Après des études à l’école du village de Compton, le jeune William Bullock Ives fréquenta l’académie de Compton pendant quatre ans, puis il poursuivit sa formation par ses propres moyens avant de s’engager dans l’apprentissage du droit à Sherbrooke. Reçu avocat le 18 juin 1867, il exerça sa profession principalement à Sherbrooke, entre autres au bureau de Henry B. Brown et de C. A. French. On le nommerait conseiller de la reine en 1880.
Le 20 novembre 1869, Ives épousa à Cookshire Elizabeth Emma Pope, fille unique de John Henry Pope*. et le couple n’eut pas d’enfants. Ce mariage avec la fille d’un des piliers du parti conservateur dans les Cantons-de-l’Est, qui allait devenir ministre dans le gouvernement de sir John Alexander Macdonald et qui était par surcroît l’un des hommes d’affaires les plus riches et les plus influents de la région, serait déterminant pour l’évolution de la carrière et de la fortune d’Ives. Son itinéraire politique commença au niveau municipal quand il se fit élire conseiller pour le quartier Est de la ville de Sherbrooke en janvier 1875. Il conserva ce poste pendant quatre ans et fut choisi maire pour l’année 1878, année où les électeurs de la circonscription de Richmond et Wolfe le désignèrent comme député à la chambre des Communes. Il continua de représenter cette circonscription jusqu’en 1891, en se faisant réélire aux élections de 1882 et de 1887. À partir de 1891, il se présenta dans Sherbrooke où il remporta la victoire en 1891 et 1896 ainsi qu’à une élection partielle en 1892.

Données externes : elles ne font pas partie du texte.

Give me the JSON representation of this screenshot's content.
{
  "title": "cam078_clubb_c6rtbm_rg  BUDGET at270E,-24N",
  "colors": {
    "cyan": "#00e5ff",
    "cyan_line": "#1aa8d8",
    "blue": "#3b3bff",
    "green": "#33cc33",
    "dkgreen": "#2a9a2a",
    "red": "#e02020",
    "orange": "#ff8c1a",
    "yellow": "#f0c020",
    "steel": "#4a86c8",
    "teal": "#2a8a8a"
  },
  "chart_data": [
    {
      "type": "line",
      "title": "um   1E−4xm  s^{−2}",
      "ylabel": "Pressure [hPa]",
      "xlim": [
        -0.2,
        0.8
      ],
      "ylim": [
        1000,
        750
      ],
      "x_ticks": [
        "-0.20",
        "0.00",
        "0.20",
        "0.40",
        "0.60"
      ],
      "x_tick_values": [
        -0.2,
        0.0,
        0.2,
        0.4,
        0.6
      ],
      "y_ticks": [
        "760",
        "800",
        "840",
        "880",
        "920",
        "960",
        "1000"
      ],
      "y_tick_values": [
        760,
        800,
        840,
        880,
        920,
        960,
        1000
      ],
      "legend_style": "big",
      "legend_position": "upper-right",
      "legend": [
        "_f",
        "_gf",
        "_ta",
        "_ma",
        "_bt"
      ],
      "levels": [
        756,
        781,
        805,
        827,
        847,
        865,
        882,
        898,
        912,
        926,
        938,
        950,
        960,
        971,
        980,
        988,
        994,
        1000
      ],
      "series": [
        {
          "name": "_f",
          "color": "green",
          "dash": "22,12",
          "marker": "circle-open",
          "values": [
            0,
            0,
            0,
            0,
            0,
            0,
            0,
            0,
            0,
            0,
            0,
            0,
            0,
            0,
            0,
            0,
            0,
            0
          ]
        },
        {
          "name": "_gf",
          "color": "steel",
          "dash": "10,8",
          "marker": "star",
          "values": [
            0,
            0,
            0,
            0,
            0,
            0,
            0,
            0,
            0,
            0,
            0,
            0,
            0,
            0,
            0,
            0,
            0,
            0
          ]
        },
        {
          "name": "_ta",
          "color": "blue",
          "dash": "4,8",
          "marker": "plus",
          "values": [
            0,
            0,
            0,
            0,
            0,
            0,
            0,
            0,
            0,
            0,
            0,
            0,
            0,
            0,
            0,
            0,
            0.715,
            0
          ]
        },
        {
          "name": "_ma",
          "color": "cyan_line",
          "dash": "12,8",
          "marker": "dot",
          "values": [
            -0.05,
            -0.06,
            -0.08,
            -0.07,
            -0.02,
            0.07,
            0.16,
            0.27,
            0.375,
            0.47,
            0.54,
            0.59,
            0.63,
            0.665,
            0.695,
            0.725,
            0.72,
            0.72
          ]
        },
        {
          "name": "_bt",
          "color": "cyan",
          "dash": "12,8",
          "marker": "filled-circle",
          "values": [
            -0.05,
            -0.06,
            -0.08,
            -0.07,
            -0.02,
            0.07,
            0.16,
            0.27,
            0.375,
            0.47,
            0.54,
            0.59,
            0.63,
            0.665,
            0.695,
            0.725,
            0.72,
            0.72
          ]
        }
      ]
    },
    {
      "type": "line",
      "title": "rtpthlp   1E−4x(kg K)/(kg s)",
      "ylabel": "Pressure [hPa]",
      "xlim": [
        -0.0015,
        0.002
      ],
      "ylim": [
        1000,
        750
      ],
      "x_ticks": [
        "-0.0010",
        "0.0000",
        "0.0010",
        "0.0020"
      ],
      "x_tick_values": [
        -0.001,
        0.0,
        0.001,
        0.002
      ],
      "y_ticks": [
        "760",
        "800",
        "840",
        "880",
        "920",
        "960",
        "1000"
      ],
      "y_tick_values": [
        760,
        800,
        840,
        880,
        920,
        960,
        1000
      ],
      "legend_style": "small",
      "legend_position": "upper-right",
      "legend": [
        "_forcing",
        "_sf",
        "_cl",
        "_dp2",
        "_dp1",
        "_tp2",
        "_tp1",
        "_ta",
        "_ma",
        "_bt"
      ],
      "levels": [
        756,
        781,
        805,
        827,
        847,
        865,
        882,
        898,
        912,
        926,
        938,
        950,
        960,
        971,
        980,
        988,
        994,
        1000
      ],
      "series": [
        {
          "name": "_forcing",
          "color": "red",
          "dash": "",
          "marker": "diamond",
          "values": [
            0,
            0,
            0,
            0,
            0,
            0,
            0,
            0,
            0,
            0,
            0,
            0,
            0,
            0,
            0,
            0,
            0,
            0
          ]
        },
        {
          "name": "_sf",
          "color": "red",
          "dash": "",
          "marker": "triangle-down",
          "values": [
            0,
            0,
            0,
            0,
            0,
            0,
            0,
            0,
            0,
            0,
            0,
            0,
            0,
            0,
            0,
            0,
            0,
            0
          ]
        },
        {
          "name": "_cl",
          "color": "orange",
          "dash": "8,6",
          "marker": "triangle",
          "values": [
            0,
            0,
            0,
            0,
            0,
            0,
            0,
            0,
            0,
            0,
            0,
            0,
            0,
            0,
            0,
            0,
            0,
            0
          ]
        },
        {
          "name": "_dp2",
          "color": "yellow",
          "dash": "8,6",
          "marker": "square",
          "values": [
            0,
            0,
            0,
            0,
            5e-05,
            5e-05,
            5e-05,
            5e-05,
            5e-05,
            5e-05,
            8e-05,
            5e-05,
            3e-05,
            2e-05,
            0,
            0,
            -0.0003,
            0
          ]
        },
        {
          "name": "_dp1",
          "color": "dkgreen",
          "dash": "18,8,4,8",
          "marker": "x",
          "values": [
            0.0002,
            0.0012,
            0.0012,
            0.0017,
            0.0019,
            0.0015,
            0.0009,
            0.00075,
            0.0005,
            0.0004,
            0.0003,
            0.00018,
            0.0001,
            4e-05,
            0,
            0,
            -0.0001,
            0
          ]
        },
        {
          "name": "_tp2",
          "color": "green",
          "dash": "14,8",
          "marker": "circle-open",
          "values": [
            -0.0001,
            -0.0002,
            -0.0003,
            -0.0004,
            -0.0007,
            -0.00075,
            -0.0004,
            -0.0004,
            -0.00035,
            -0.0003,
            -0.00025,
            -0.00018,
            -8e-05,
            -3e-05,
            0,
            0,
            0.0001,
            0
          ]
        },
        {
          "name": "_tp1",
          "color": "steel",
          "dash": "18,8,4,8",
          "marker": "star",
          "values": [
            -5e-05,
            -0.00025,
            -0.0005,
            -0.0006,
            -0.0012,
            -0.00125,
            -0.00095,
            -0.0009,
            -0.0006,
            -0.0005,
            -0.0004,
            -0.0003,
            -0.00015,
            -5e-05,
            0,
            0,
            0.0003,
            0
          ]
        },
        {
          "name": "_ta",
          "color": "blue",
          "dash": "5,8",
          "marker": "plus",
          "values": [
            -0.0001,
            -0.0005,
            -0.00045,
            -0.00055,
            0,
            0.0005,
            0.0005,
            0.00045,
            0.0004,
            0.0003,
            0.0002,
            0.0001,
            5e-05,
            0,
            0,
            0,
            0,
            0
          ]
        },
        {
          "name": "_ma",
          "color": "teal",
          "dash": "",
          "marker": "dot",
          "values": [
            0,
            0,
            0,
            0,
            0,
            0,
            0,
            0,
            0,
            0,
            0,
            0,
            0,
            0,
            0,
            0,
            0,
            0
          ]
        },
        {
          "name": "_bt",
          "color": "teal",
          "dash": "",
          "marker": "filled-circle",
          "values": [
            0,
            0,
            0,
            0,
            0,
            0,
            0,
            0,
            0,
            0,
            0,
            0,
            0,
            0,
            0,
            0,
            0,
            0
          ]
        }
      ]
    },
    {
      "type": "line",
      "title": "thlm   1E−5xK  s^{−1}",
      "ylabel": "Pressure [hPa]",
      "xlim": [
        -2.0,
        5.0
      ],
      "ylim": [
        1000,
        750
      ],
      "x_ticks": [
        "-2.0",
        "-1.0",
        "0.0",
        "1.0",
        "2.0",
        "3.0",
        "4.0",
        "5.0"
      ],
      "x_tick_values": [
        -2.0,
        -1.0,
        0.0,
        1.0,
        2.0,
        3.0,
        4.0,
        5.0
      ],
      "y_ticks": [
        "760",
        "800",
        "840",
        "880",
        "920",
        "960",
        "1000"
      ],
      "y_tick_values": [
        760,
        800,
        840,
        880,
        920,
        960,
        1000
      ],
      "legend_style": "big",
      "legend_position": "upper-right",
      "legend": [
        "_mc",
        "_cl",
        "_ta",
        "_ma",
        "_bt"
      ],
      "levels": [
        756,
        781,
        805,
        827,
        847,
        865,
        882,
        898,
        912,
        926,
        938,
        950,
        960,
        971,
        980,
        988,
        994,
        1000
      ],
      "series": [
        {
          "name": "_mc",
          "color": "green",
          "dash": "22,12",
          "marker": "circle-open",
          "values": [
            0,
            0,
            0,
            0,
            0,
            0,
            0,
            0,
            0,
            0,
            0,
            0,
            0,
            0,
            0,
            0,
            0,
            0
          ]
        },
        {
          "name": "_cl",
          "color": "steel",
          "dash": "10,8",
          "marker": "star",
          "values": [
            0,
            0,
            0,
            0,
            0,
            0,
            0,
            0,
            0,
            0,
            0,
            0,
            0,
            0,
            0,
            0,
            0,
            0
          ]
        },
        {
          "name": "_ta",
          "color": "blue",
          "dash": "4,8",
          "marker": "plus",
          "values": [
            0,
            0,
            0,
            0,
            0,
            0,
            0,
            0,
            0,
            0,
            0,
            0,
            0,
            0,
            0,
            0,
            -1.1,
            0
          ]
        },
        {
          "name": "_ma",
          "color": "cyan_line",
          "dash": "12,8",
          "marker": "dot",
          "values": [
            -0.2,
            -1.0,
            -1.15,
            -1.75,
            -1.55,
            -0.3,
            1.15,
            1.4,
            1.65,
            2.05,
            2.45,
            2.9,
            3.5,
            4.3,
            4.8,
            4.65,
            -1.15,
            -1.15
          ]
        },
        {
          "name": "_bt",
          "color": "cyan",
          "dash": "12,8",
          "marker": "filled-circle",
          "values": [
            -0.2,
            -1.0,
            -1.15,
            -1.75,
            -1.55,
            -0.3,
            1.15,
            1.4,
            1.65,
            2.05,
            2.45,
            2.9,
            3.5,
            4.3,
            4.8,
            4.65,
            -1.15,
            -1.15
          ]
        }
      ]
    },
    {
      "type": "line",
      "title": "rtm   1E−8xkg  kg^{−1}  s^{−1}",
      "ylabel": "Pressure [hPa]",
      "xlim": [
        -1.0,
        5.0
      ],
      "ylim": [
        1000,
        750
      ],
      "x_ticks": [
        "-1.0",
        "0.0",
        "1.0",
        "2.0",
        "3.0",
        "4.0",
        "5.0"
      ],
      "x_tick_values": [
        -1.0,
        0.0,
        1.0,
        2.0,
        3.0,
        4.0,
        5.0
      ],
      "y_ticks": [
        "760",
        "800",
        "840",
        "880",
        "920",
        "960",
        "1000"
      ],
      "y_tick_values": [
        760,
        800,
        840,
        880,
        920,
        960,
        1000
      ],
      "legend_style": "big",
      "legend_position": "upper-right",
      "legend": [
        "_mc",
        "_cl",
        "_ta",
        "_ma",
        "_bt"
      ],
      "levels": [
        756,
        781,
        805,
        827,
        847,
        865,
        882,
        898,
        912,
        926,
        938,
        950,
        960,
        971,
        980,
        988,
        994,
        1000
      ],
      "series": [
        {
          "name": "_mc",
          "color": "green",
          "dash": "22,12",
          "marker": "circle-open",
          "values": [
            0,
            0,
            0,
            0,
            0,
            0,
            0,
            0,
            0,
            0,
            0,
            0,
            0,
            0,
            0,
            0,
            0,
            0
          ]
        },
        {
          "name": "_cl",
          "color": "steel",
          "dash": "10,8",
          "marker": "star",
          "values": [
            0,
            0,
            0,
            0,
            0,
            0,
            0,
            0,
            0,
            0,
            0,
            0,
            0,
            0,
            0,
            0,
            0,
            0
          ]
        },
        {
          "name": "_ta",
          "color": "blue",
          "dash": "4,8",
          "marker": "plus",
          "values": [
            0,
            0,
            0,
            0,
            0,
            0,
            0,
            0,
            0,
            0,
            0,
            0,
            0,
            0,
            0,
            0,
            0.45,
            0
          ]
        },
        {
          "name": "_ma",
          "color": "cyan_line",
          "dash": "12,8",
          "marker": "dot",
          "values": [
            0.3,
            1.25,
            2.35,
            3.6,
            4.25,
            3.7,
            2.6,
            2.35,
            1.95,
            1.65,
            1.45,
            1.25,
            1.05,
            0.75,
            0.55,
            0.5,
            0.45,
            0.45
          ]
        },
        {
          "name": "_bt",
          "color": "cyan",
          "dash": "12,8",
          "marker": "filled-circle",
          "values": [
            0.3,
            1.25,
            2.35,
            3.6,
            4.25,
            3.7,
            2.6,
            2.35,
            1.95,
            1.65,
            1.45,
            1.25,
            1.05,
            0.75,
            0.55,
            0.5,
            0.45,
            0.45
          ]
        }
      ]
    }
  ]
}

Ardent conservateur, Ives apporta en chambre une compétence respectée dans les questions qui touchaient le droit des affaires et le commerce extérieur. Son premier discours, en faveur d’un tarif protecteur pour les produits manufacturés, révèle une connaissance avisée des phénomènes économiques ainsi qu’une ardente adhésion à la Politique nationale de son parti. Il fut, à l’instar de son beau-père qui était devenu en 1885 ministre des Chemins de fer et Canaux, un défenseur opiniâtre de l’aide gouvernementale à la construction du chemin de fer canadien du Pacifique. Sans doute, ces qualités lui doivent d’avoir été élevé au Conseil privé et nommé président de cet organisme, le 7 décembre 1892, ce qui lui conférait le rang de ministre dans le nouveau cabinet conservateur de sir John Sparrow David Thompson. Il devint ministre du Commerce dans le gouvernement de Mackenzie Bowell* le 21 décembre 1894 et à ce titre participa aux laborieuses discussions qui déchirèrent le gouvernement fédéral sur la pertinence de proposer un projet de loi réparatrice dans la question des écoles séparées du Manitoba. Il fut l’un des sept ministres protestants qui démissionnèrent le 5 janvier 1896 dans une tentative de forcer Bowell à se retirer. Réintégré au cabinet quelques jours plus tard, il resta ministre jusqu’à la défaite du cabinet de sir Charles Tupper* en juillet suivant.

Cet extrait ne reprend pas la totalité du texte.